Voor zover er iets bekend is van de huidige screeningsprocedure lijkt
het erop dat er veel onterechte positieve screeningen zijn: d.w.z. er
is een verdenking op kindermishandeling, die uiteindelijk wordt
verworpen na zorgvuldig onderzoek. Hoeveel mishandelde kinderen gemist
worden met deze screeningsprocedure is nog niet bekend. Als dit lopende
onderzoek is afgerond (eind 2011), kunnen deze vragen worden beantwoord
en de screeningsmethode aangepast.
Verschillende vormen van kindermishandeling (zie hieronder) komen op de
scholingsdag aan bod. Het belangrijkste onderdeel van de dag is de
communicatietraining. Artsen vinden het moeilijk om met ouders te
praten over de mogelijkheid van kindermishandeling. Juist daarom is in
het programma veel tijd ingeruimd voor training. Artsen leren
gedragssignalen te herkennen en kindermishandeling, verwaarlozing en
huiselijk geweld bespreekbaar te maken. Daarnaast leren ze agressie en
lastig gedrag van ouders te hanteren.
De dag wordt afgerond met een voordracht van de Leuvense hoogleraar
kinder- en jeugdpsychiatrie Adriaenssens met als titel: "
Kindermishandeling getekend".
Shaken Baby Syndrome
De meest ernstige - en soms fatale - vorm van kindermishandeling is het
zogenaamde `Shaken Baby Syndrome', ook wel inflicted Traumatic Brain
Injury genoemd. Het WKZ kreeg 24 kinderen in vijf jaar verwezen waar
deze vorm van kindermishandeling mogelijk zou spelen. Bij de helft van
de kinderen kon dat worden bevestigd. Het gaat dan om jonge
zuigelingen, van gemiddeld drie maanden oud, die met onverklaard
bewustzijnsverlies op de Spoed Eisende Hulp binnenkomen. Met aanvullend
onderzoek (CT-scan, botfoto's, bloedonderzoek, oogspiegelonderzoek) kan
het bewijs voor de diagnose gevonden worden: het kind moet zeer heftig
geschud zijn. Vaak zijn het kinderen met problemen, bijvoorbeeld
onverklaard huilen. De dader schudt niet met het doel om het kind te
beschadigen. Daders zijn vaak niet op de hoogte van de grote
kwetsbaarheid van het brein van een jong kind, met daardoor grote kans
op schudletsel: bloedingen in het hoofd.
Seksueel misbruik
De polikliniek van het WKZ krijgt wekelijks verwijzingen vanwege
verdenking op seksueel misbruik, meestal meisjes. Meestal zijn
verwijzingen afkomstig van de (zeden)politie, het Advies- en Meldpunt
Kindermishandeling of komt het kind op verzoek van één van de ouders.

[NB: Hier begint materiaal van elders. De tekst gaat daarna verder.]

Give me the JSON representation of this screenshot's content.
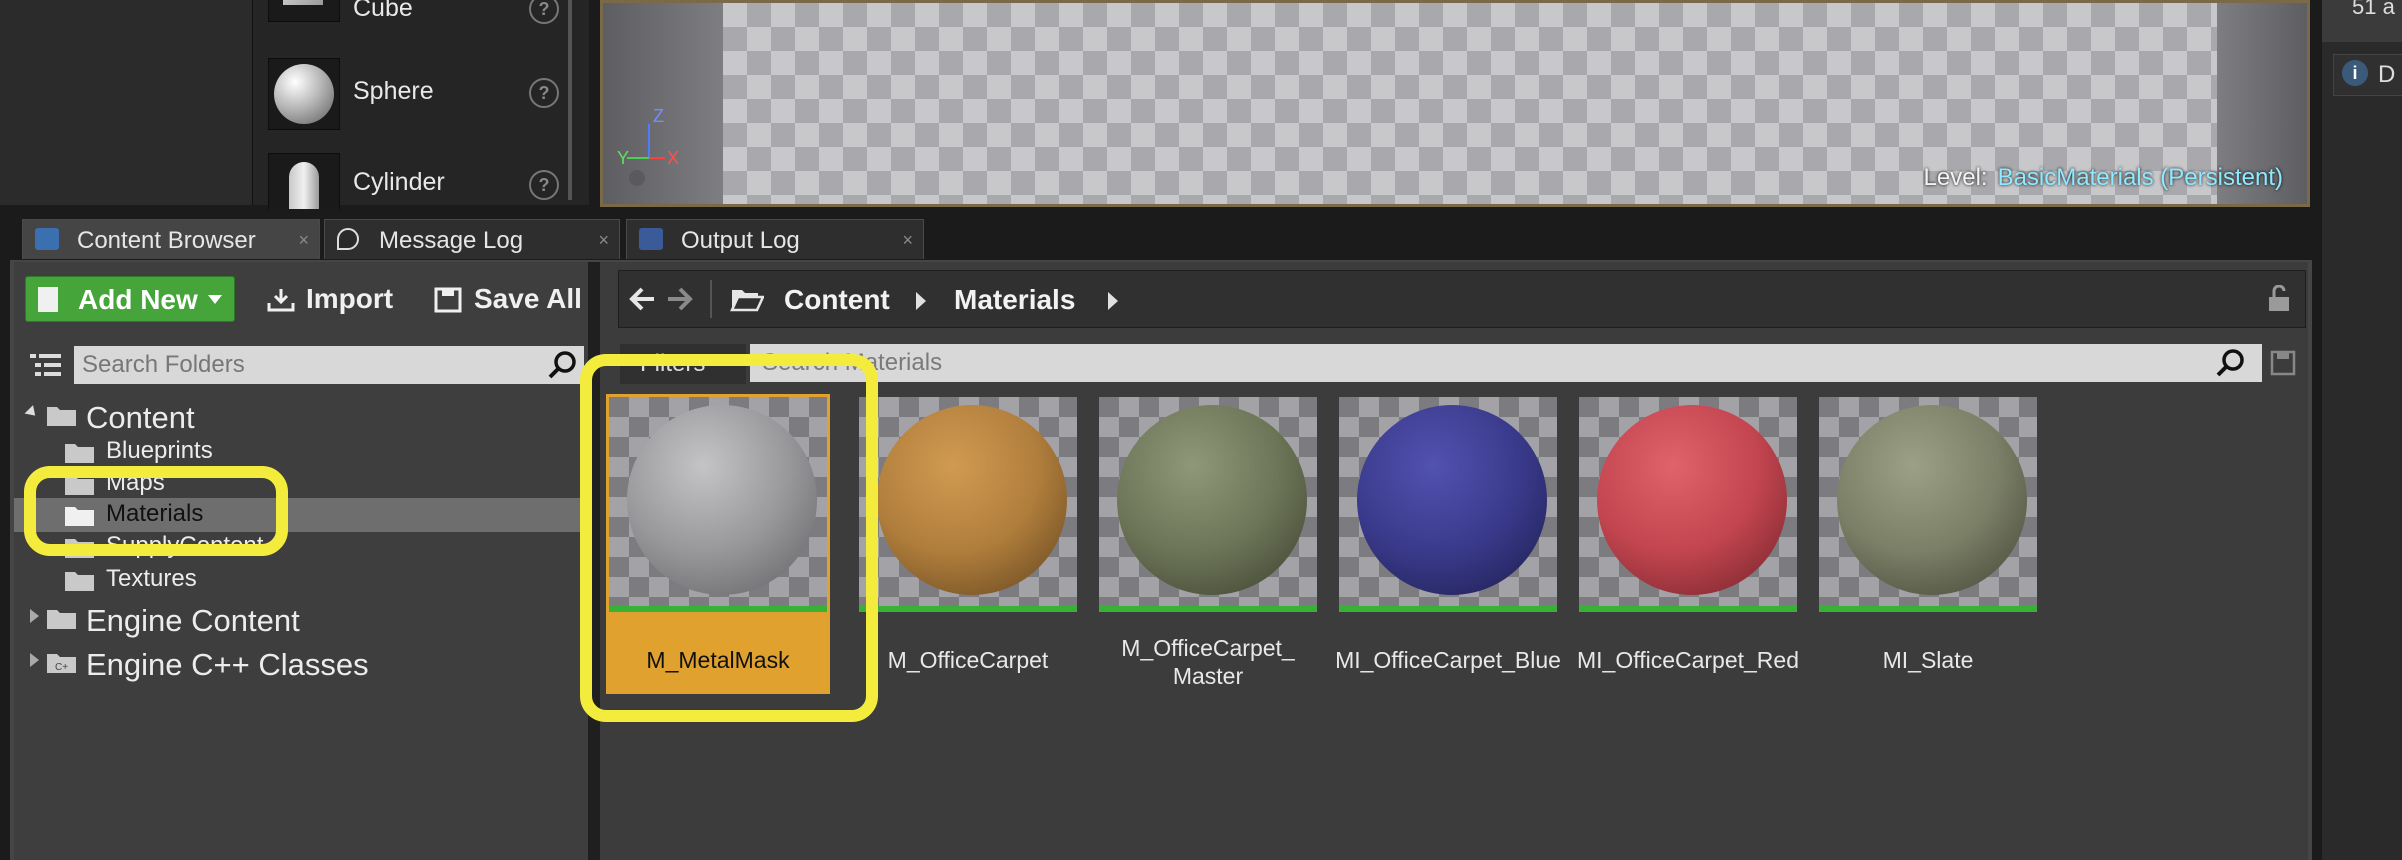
{
  "modes_panel": {
    "shapes": [
      "Cube",
      "Sphere",
      "Cylinder"
    ],
    "help_glyph": "?"
  },
  "viewport": {
    "level_prefix": "Level:",
    "level_name": "BasicMaterials (Persistent)",
    "axes": {
      "z": "Z",
      "y": "Y",
      "x": "X"
    }
  },
  "right_panel": {
    "top_text": "51 a",
    "tab_label": "D",
    "tab_glyph": "i"
  },
  "tabs": [
    {
      "label": "Content Browser",
      "icon": "content-browser-icon",
      "active": true
    },
    {
      "label": "Message Log",
      "icon": "message-log-icon",
      "active": false
    },
    {
      "label": "Output Log",
      "icon": "output-log-icon",
      "active": false
    }
  ],
  "tab_close_glyph": "×",
  "toolbar": {
    "add_new_label": "Add New",
    "import_label": "Import",
    "save_all_label": "Save All"
  },
  "folder_search": {
    "placeholder": "Search Folders"
  },
  "folder_tree": [
    {
      "label": "Content",
      "level": 0,
      "expanded": true
    },
    {
      "label": "Blueprints",
      "level": 1
    },
    {
      "label": "Maps",
      "level": 1
    },
    {
      "label": "Materials",
      "level": 1,
      "selected": true
    },
    {
      "label": "SupplyContent",
      "level": 1
    },
    {
      "label": "Textures",
      "level": 1
    },
    {
      "label": "Engine Content",
      "level": 0,
      "expanded": false
    },
    {
      "label": "Engine C++ Classes",
      "level": 0,
      "expanded": false
    }
  ],
  "breadcrumb": [
    "Content",
    "Materials"
  ],
  "filters_label": "Filters",
  "asset_search": {
    "placeholder": "Search Materials"
  },
  "assets": [
    {
      "name": "M_MetalMask",
      "color": "#9a9a9c",
      "selected": true
    },
    {
      "name": "M_OfficeCarpet",
      "color": "#b07e3c"
    },
    {
      "name": "M_OfficeCarpet_ Master",
      "color": "#6d7558"
    },
    {
      "name": "MI_OfficeCarpet_Blue",
      "color": "#3a3a8c"
    },
    {
      "name": "MI_OfficeCarpet_Red",
      "color": "#c2454f"
    },
    {
      "name": "MI_Slate",
      "color": "#7b7f66"
    }
  ],
  "colors": {
    "add_new_green": "#45a53a",
    "selection_orange": "#e0a12f",
    "callout_yellow": "#f4ec3d",
    "level_name_cyan": "#8fe9ff",
    "asset_underline_green": "#37b236"
  }
}
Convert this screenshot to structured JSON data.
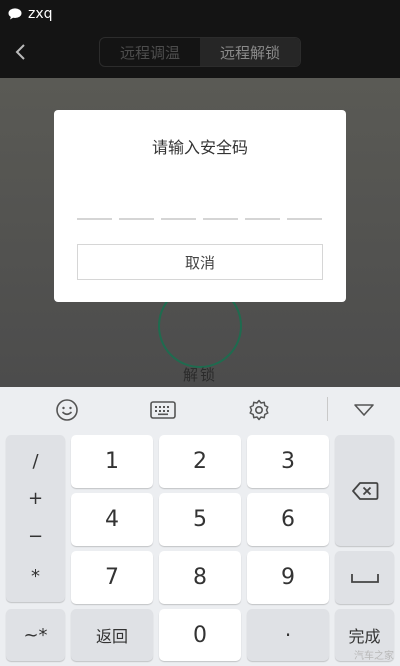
{
  "status_bar": {
    "app_label": "zxq"
  },
  "nav": {
    "tabs": [
      {
        "label": "远程调温",
        "active": false
      },
      {
        "label": "远程解锁",
        "active": true
      }
    ]
  },
  "content": {
    "unlock_label": "解锁"
  },
  "dialog": {
    "title": "请输入安全码",
    "code_length": 6,
    "cancel_label": "取消"
  },
  "keyboard": {
    "toolbar_icons": [
      "emoji-icon",
      "keyboard-icon",
      "settings-icon",
      "collapse-icon"
    ],
    "symbols": [
      "/",
      "+",
      "−",
      "*"
    ],
    "digits": [
      "1",
      "2",
      "3",
      "4",
      "5",
      "6",
      "7",
      "8",
      "9",
      "0"
    ],
    "switch_label": "~*",
    "back_label": "返回",
    "dot_label": "·",
    "done_label": "完成",
    "delete_icon": "backspace-icon",
    "space_icon": "space-icon"
  },
  "watermark": "汽车之家",
  "colors": {
    "accent": "#1f6b4f",
    "dialog_bg": "#ffffff",
    "keyboard_bg": "#eceef1"
  }
}
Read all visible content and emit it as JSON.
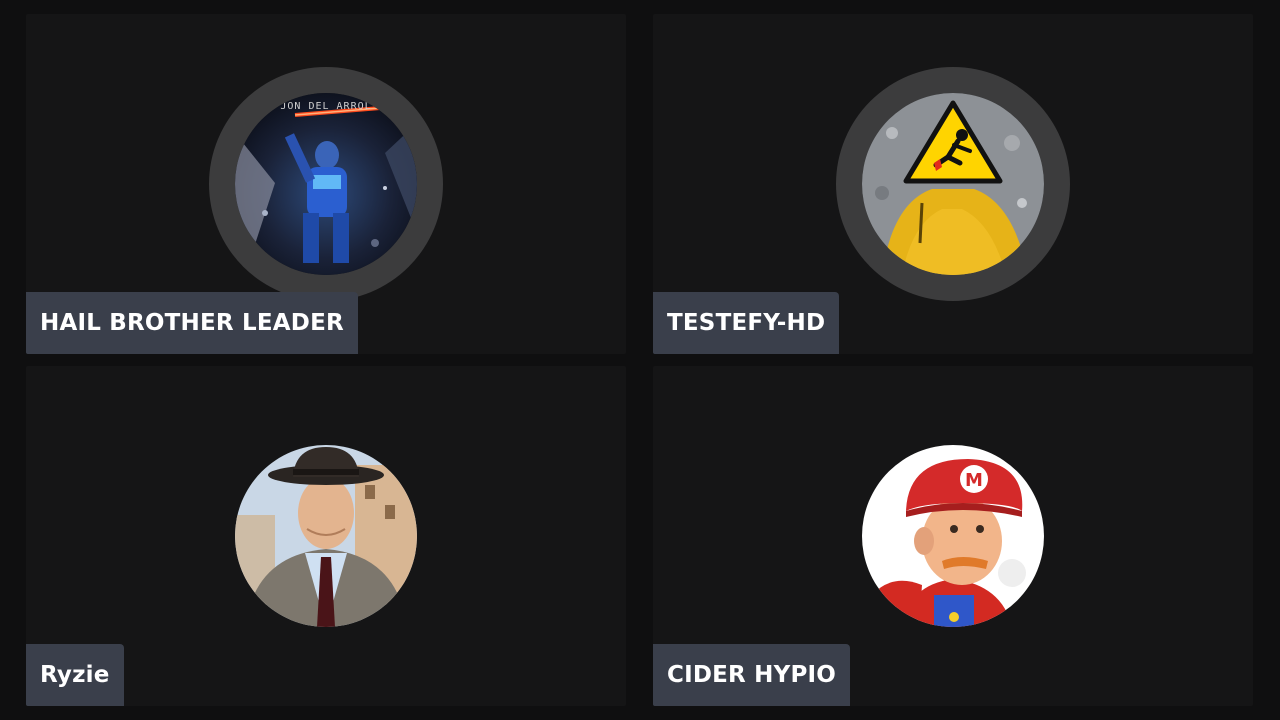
{
  "participants": [
    {
      "name": "HAIL BROTHER LEADER",
      "avatar_icon": "armored-robot-avatar",
      "avatar_caption": "JON DEL ARROL",
      "speaking": true
    },
    {
      "name": "TESTEFY-HD",
      "avatar_icon": "caution-sign-raincoat-avatar",
      "speaking": true
    },
    {
      "name": "Ryzie",
      "avatar_icon": "man-in-fedora-avatar",
      "speaking": false
    },
    {
      "name": "CIDER HYPIO",
      "avatar_icon": "plumber-cap-avatar",
      "speaking": false
    }
  ],
  "colors": {
    "background": "#0f0f10",
    "tile": "#151516",
    "name_tag": "#3a3f4b",
    "speaking_ring": "#3c3c3d",
    "name_text": "#ffffff"
  }
}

Seksueel misbruik kan maar bij 12% van deze kinderen worden bevestigd.
Bij 80% kan seksueel misbruik niet worden bevestigd, maar ook niet met
zekerheid worden uitgesloten. Bij 40% van de kinderen speelt
echtscheidingsproblematiek een rol, met verdenking van de ex-partner
als dader. Opvallend genoeg is er bij de helft van de kinderen een
indicatie voor hulpverlening. Niet omdat seksueel misbruik bevestigd
kon worden, maar omdat er op enigerlei manier een niet-veilige
leefomgeving voor het kind bestaat.
Psychotraumacentrum
Het WKZ beschikt over een landelijk Psychotraumacentrum voor kinderen
die schokkende gebeurtenissen hebben meegemaakt. Daar worden ondermeer
meisjes na een eenmalige verkrachting behandeld. Deze meisjes hebben
allemaal een post traumatische stress stoornis, met bijbehorende
klachten. Het stressysteem is ontregeld, wat ook daadwerkelijk meetbaar
is aan een tekort aan het stresshormoon. Na STEPS behandeling in het
Psychotraumacentrum, individueel of in een groep, zijn de
stressgerelateerde klachten sterk verminderd en normaliseert het
dagelijkse leven van de meisjes en hun ouders. Daarnaast biedt het
Psychtotraumacentrum opvang en behandeling na (bijna) fataal huiselijk
geweld. Het gaat daarbij veelal om kinderen die getuige zijn van de
moord van de ene op de andere ouder. In de afgelopen vijf jaar zijn
zo'n zestig kinderen uit dergelijke situaties behandeld.